Qu’est ce qui a (très) peu de chance d’être aboli en 2022 ?

Paris, le samedi 9 avril 2022 – A la veille du premier tour de l’élection présidentielle, on peut dire que la question est passée à l’as. Et pourtant. Pourtant un groupe de « pression » s’était constitué l’année dernière, Abolition 2022, pour faire entendre la voix d’associations qui militent pour l’abolition de la prostitution et surtout interpeller les candidats sur cette question.

« Renforce la lutte contre le système prostitutionnel »

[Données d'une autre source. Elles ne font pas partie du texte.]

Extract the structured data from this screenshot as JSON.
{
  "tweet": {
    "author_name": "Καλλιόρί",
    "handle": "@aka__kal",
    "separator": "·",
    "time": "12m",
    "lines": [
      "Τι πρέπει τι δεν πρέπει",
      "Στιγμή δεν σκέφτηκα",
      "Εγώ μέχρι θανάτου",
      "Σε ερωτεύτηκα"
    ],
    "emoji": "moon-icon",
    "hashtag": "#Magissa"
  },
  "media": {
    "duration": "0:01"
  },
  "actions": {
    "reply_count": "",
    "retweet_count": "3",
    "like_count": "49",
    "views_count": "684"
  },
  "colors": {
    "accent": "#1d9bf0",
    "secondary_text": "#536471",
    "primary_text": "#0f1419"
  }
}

Constitué d’une quarantaine d’associations, ce collectif s’adressait aux candidats en ces termes : « en tant qu’associations de terrain et survivantes de la prostitution, agissant aux côtés des personnes prostituées, et associations de lutte contre toutes les formes de violences sexuelles et sexistes, nous sommes témoins de la violence que les personnes prostituées et victimes de la traite des êtres humains subissent au quotidien et des conséquences éminemment destructrices de cette activité sur leur santé physique, psychique et sexuelle. Sous quelque forme que ce soit, nous constatons à quel point la marchandisation du corps humain est une atteinte fondamentale aux droits et à la dignité humaine. Pour construire une société ambitieuse d’égalité entre les femmes et les hommes, respectueuse de toutes et tous, protectrice des personnes les plus vulnérables et discriminées, nous vous proposons de vous engager à renforcer la lutte contre le système prostitutionnel en soutenant les 5 priorités et les 16 recommandations qui en découlent ».

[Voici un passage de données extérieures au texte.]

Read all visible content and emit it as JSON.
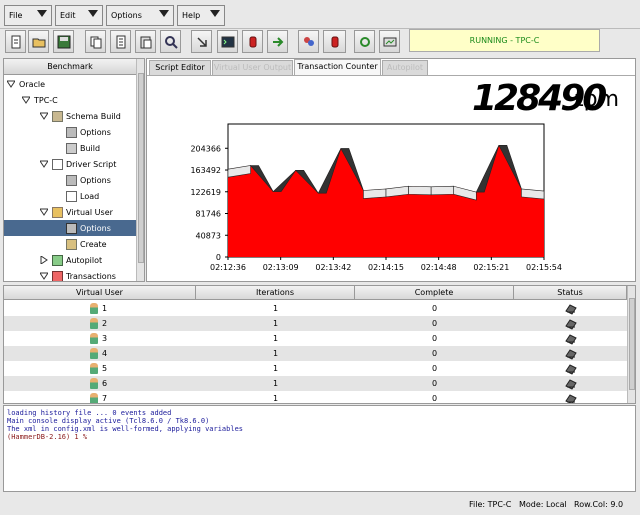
{
  "menus": [
    {
      "label": "File",
      "key": "F"
    },
    {
      "label": "Edit",
      "key": "E"
    },
    {
      "label": "Options",
      "key": "O"
    },
    {
      "label": "Help",
      "key": "H"
    }
  ],
  "status": {
    "text": "RUNNING - TPC-C",
    "color": "#1a8a1a"
  },
  "tree": {
    "header": "Benchmark",
    "items": [
      {
        "label": "Oracle"
      },
      {
        "label": "TPC-C"
      },
      {
        "label": "Schema Build"
      },
      {
        "label": "Options"
      },
      {
        "label": "Build"
      },
      {
        "label": "Driver Script"
      },
      {
        "label": "Options"
      },
      {
        "label": "Load"
      },
      {
        "label": "Virtual User"
      },
      {
        "label": "Options"
      },
      {
        "label": "Create"
      },
      {
        "label": "Autopilot"
      },
      {
        "label": "Transactions"
      }
    ]
  },
  "tabs": [
    {
      "label": "Script Editor"
    },
    {
      "label": "Virtual User Output"
    },
    {
      "label": "Transaction Counter"
    },
    {
      "label": "Autopilot"
    }
  ],
  "counter": {
    "value": "128490",
    "unit": "tpm"
  },
  "chart_data": {
    "type": "area",
    "ylim": [
      0,
      250000
    ],
    "yticks": [
      "204366",
      "163492",
      "122619",
      "81746",
      "40873",
      "0"
    ],
    "xticks": [
      "02:12:36",
      "02:13:09",
      "02:13:42",
      "02:14:15",
      "02:14:48",
      "02:15:21",
      "02:15:54"
    ],
    "series": [
      {
        "values": [
          165000,
          172000,
          123000,
          163000,
          120000,
          204000,
          125000,
          128000,
          133000,
          132000,
          133000,
          122000,
          210000,
          128000,
          124000
        ]
      }
    ],
    "colors": {
      "fill": "#ff0000",
      "top": "#e8e8e8",
      "dark": "#333333"
    }
  },
  "grid": {
    "columns": [
      "Virtual User",
      "Iterations",
      "Complete",
      "Status"
    ],
    "rows": [
      {
        "user": "1",
        "iterations": "1",
        "complete": "0"
      },
      {
        "user": "2",
        "iterations": "1",
        "complete": "0"
      },
      {
        "user": "3",
        "iterations": "1",
        "complete": "0"
      },
      {
        "user": "4",
        "iterations": "1",
        "complete": "0"
      },
      {
        "user": "5",
        "iterations": "1",
        "complete": "0"
      },
      {
        "user": "6",
        "iterations": "1",
        "complete": "0"
      },
      {
        "user": "7",
        "iterations": "1",
        "complete": "0"
      }
    ]
  },
  "console": {
    "lines": [
      "loading history file ... 0 events added",
      "Main console display active (Tcl8.6.0 / Tk8.6.0)",
      "The xml in config.xml is well-formed, applying variables",
      "(HammerDB-2.16) 1 %"
    ]
  },
  "statusbar": {
    "file": "File: TPC-C",
    "mode": "Mode: Local",
    "rowcol": "Row.Col:  9.0"
  }
}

Parmi ces recommandations : mener une campagne grand public sur les réalités de la prostitution et l’interdiction du recours à l’achat d’actes sexuels ; lutter plus fermement contre le proxénétisme y compris sur Internet et s’assurer que les victimes de prostitution puissent déposer plainte dans de bonnes conditions ; appliquer la loi interdisant l’achat d’actes sexuels y compris via les outils de nouvelles technologies de l’information et de la communication pour lutter contre cette violence sexiste et sexuelle et assécher les profits des proxénètes et des réseaux de traite des êtres humains ;n’accepter aucune dérogation à cette interdiction d’achat d’actes sexuels, « l’assistance sexuelle pour personnes handicapées relevant de la prostitution ».

Le collectif a aussi publié un « ascenseur abolitionniste » qui classe les candidats en fonction de leur volonté affichée pendant la campagne d’abolir la prostitution.

Roussel à l’avant-garde

Tout en haut on retrouve Fabien Roussel, Anne Hidalgo et Jean-Luc Mélenchon. « Nous connaissons leur engagement respectif en faveur de l’abolition. Ils et elle l’ont réaffirmé au cours de cette campagne » soulignent ces associations.

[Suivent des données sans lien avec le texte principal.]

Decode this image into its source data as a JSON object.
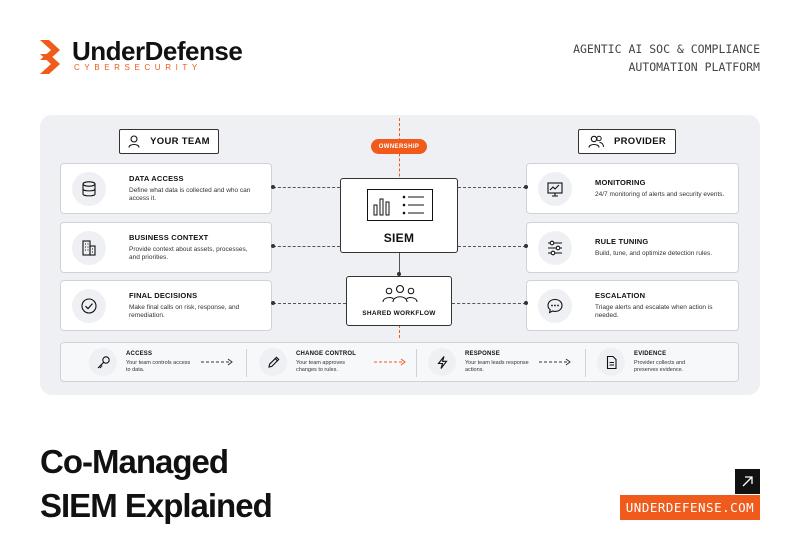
{
  "brand": {
    "name": "UnderDefense",
    "sub": "CYBERSECURITY",
    "tagline_line1": "AGENTIC AI SOC & COMPLIANCE",
    "tagline_line2": "AUTOMATION PLATFORM",
    "accent_color": "#f05a1a"
  },
  "diagram": {
    "your_team_label": "YOUR TEAM",
    "provider_label": "PROVIDER",
    "ownership_label": "OWNERSHIP",
    "siem_label": "SIEM",
    "workflow_label": "SHARED WORKFLOW",
    "team_cards": [
      {
        "icon": "database-icon",
        "title": "DATA ACCESS",
        "desc": "Define what data is collected and who can access it."
      },
      {
        "icon": "building-icon",
        "title": "BUSINESS CONTEXT",
        "desc": "Provide context about assets, processes, and priorities."
      },
      {
        "icon": "check-circle-icon",
        "title": "FINAL DECISIONS",
        "desc": "Make final calls on risk, response, and remediation."
      }
    ],
    "provider_cards": [
      {
        "icon": "monitor-chart-icon",
        "title": "MONITORING",
        "desc": "24/7 monitoring of alerts and security events."
      },
      {
        "icon": "sliders-icon",
        "title": "RULE TUNING",
        "desc": "Build, tune, and optimize detection rules."
      },
      {
        "icon": "chat-bubble-icon",
        "title": "ESCALATION",
        "desc": "Triage alerts and escalate when action is needed."
      }
    ],
    "flow": [
      {
        "icon": "key-icon",
        "title": "ACCESS",
        "desc": "Your team controls access to data."
      },
      {
        "icon": "pencil-icon",
        "title": "CHANGE CONTROL",
        "desc": "Your team approves changes to rules."
      },
      {
        "icon": "lightning-icon",
        "title": "RESPONSE",
        "desc": "Your team leads response actions."
      },
      {
        "icon": "document-icon",
        "title": "EVIDENCE",
        "desc": "Provider collects and preserves evidence."
      }
    ]
  },
  "footer": {
    "headline_line1": "Co-Managed",
    "headline_line2": "SIEM Explained",
    "url": "UNDERDEFENSE.COM"
  }
}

Abolition 2022 décerne une « mention spéciale à Fabien Roussel, le premier à nous avoir répondu, avec des éléments précis pour l’ensemble de nos questions. Il s’est engagé publiquement à plusieurs reprises en faveur de l’abolition et de la lutte contre la marchandisation des corps. Anne Hidalgo s’est aussi prononcée pour une mise en œuvre plus ambitieuse de la loi de 2016 et a également répondu favorablement sur tous les points de notre questionnaire, tandis que Jean-Luc Mélenchon nous a adressé des réponses parfois imprécises mais qui s’inscrivent sans aucun doute dans une perspective abolitionniste ».

Un peu plus bas, on trouve Emmanuel Macron, dont l’une des conseillères aurait « très nettement pris position » en faveur de l’abolition.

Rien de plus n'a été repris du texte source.